Night work at Cut 14 was very exciting. It was winter, bitterly cold and wet. Working on a narrow bench under tower lights and the lights of the hoe. One night we had an especially tall, chunky blast to do. The volume of rock that was going to come down was fairly big. The height of the shot above the road, meant that it was going to splash all over the place when it came down. This in turn meant that big pieces could rocket into the power pole across the road...or worst case scenario...send the mats flying through the air, and into the wires ....all of this is bad stuff, and doesn't look good on anyone's resume.
Video here of cut 14 blasting with bast mats....then on to Cut 5 pre-shear shot

 So...on this particular night, we drilled gently and loaded conservatively....only a couple mats could be hung on the shot, we didn't have the ability to reach any further.

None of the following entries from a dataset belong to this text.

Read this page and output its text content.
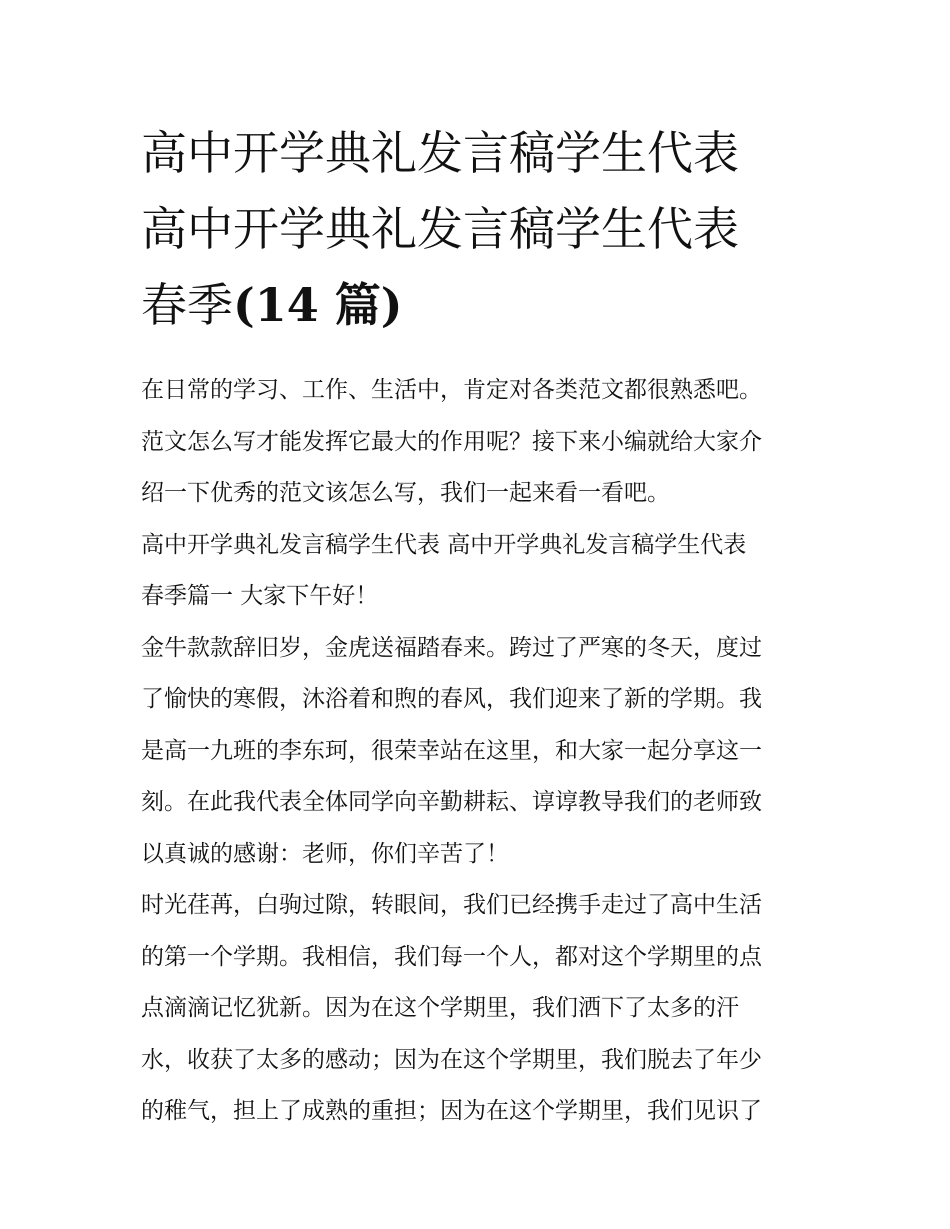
高中开学典礼发言稿学生代表
高中开学典礼发言稿学生代表
春季(14 篇)

在日常的学习、工作、生活中，肯定对各类范文都很熟悉吧。
范文怎么写才能发挥它最大的作用呢？接下来小编就给大家介
绍一下优秀的范文该怎么写，我们一起来看一看吧。

高中开学典礼发言稿学生代表 高中开学典礼发言稿学生代表
春季篇一 大家下午好！

金牛款款辞旧岁，金虎送福踏春来。跨过了严寒的冬天，度过
了愉快的寒假，沐浴着和煦的春风，我们迎来了新的学期。我
是高一九班的李东珂，很荣幸站在这里，和大家一起分享这一
刻。在此我代表全体同学向辛勤耕耘、谆谆教导我们的老师致
以真诚的感谢：老师，你们辛苦了！

时光荏苒，白驹过隙，转眼间，我们已经携手走过了高中生活
的第一个学期。我相信，我们每一个人，都对这个学期里的点
点滴滴记忆犹新。因为在这个学期里，我们洒下了太多的汗
水，收获了太多的感动；因为在这个学期里，我们脱去了年少
的稚气，担上了成熟的重担；因为在这个学期里，我们见识了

The end result was a good shot...except for the huge chunk of rock that landed on the highway. The good news is that nothing flew into the wires or pole...the bad news was that a massive rock was laying in the road at 3 a.m.

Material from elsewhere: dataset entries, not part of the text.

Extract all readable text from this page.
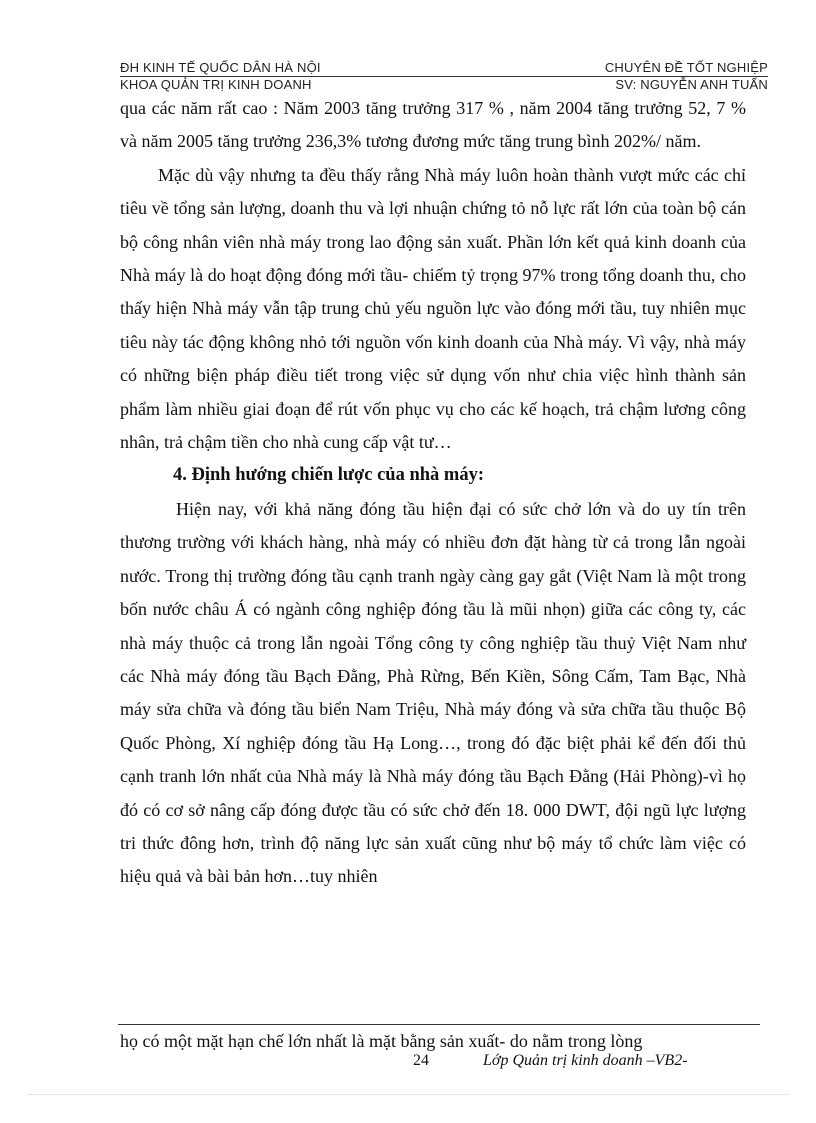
ĐH KINH TẾ QUỐC DÂN HÀ NỘI	CHUYÊN ĐỀ TỐT NGHIỆP
KHOA QUẢN TRỊ KINH DOANH	SV: NGUYỄN ANH TUẤN

qua các năm rất cao : Năm 2003 tăng trưởng 317 % , năm 2004 tăng trưởng 52, 7 % và năm 2005 tăng trưởng 236,3% tương đương mức tăng trung bình 202%/ năm.

Mặc dù vậy nhưng ta đều thấy rằng Nhà máy luôn hoàn thành vượt mức các chỉ tiêu về tổng sản lượng, doanh thu và lợi nhuận chứng tỏ nỗ lực rất lớn của toàn bộ cán bộ công nhân viên nhà máy trong lao động sản xuất. Phần lớn kết quả kinh doanh của Nhà máy là do hoạt động đóng mới tầu- chiếm tỷ trọng 97% trong tổng doanh thu, cho thấy hiện Nhà máy vẫn tập trung chủ yếu nguồn lực vào đóng mới tầu, tuy nhiên mục tiêu này tác động không nhỏ tới nguồn vốn kinh doanh của Nhà máy. Vì vậy, nhà máy có những biện pháp điều tiết trong việc sử dụng vốn như chia việc hình thành sản phẩm làm nhiều giai đoạn để rút vốn phục vụ cho các kế hoạch, trả chậm lương công nhân, trả chậm tiền cho nhà cung cấp vật tư…

4. Định hướng chiến lược của nhà máy:

Hiện nay, với khả năng đóng tầu hiện đại có sức chở lớn và do uy tín trên thương trường với khách hàng, nhà máy có nhiều đơn đặt hàng từ cả trong lẫn ngoài nước. Trong thị trường đóng tầu cạnh tranh ngày càng gay gắt (Việt Nam là một trong bốn nước châu Á có ngành công nghiệp đóng tầu là mũi nhọn) giữa các công ty, các nhà máy thuộc cả trong lẫn ngoài Tổng công ty công nghiệp tầu thuỷ Việt Nam như các Nhà máy đóng tầu Bạch Đằng, Phà Rừng, Bến Kiền, Sông Cấm, Tam Bạc, Nhà máy sửa chữa và đóng tầu biển Nam Triệu, Nhà máy đóng và sửa chữa tầu thuộc Bộ Quốc Phòng, Xí nghiệp đóng tầu Hạ Long…, trong đó đặc biệt phải kể đến đối thủ cạnh tranh lớn nhất của Nhà máy là Nhà máy đóng tầu Bạch Đằng (Hải Phòng)-vì họ đó có cơ sở nâng cấp đóng được tầu có sức chở đến 18. 000 DWT, đội ngũ lực lượng tri thức đông hơn, trình độ năng lực sản xuất cũng như bộ máy tổ chức làm việc có hiệu quả và bài bản hơn…tuy nhiên

họ có một mặt hạn chế lớn nhất là mặt bằng sản xuất- do nằm trong lòng
24	Lớp Quản trị kinh doanh –VB2-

Working up on the Cut 14 bench on a winters night....the path is narrow...and tall rock face on the operators side...and a nasty drop to the road on the other side. The blaster and operator have to work together to keep each other safe....bad things happen when that doesn't work out.

Placing blast mats at night...hauling them down the path one at a time.


I'm pretty sure that this was the coldest/crappiest winter that I spent in the blasting biz....just looking at this picture, makes me feel cold and wet.

And there we are with a massive boulder sitting on the highway. The 450 John Deere excavator (a large one for the uninitiated)...struggled to move it.

We tugged and pulled while the front-end loader cleaned up the the smaller debris. In the end...we had to get the front-end loader to push on the rock, while the hoe hoe pulled. We dragged it to a spot where we could get it off the pavement. It was later drilled and blasted into more manageable pieces. We did leave some pretty nasty divots in the road surface...both from the blast rock landing on the road, and our dragging the big boulder away.

The 450 Hoe, driller/blaster Mike Trufanenko and the rubber tired loader....all ready to give a heave-ho on that stubborn hunk of rock
I was amazed at the residents in the Seascapes development..... They never once complained about the noise of our work...really right outside their windows. We worked all night long with rock drills, hydraulic breakers and the constant bleeting of back-up alarms. Some of the blasts took place at one, two or three in the morning...and were fairly loud, and hit pretty hard. Not one person said a word. The only thing that pissed them off was if we left a mess, or marks on the blacktop of their driveway...then we got an ear full.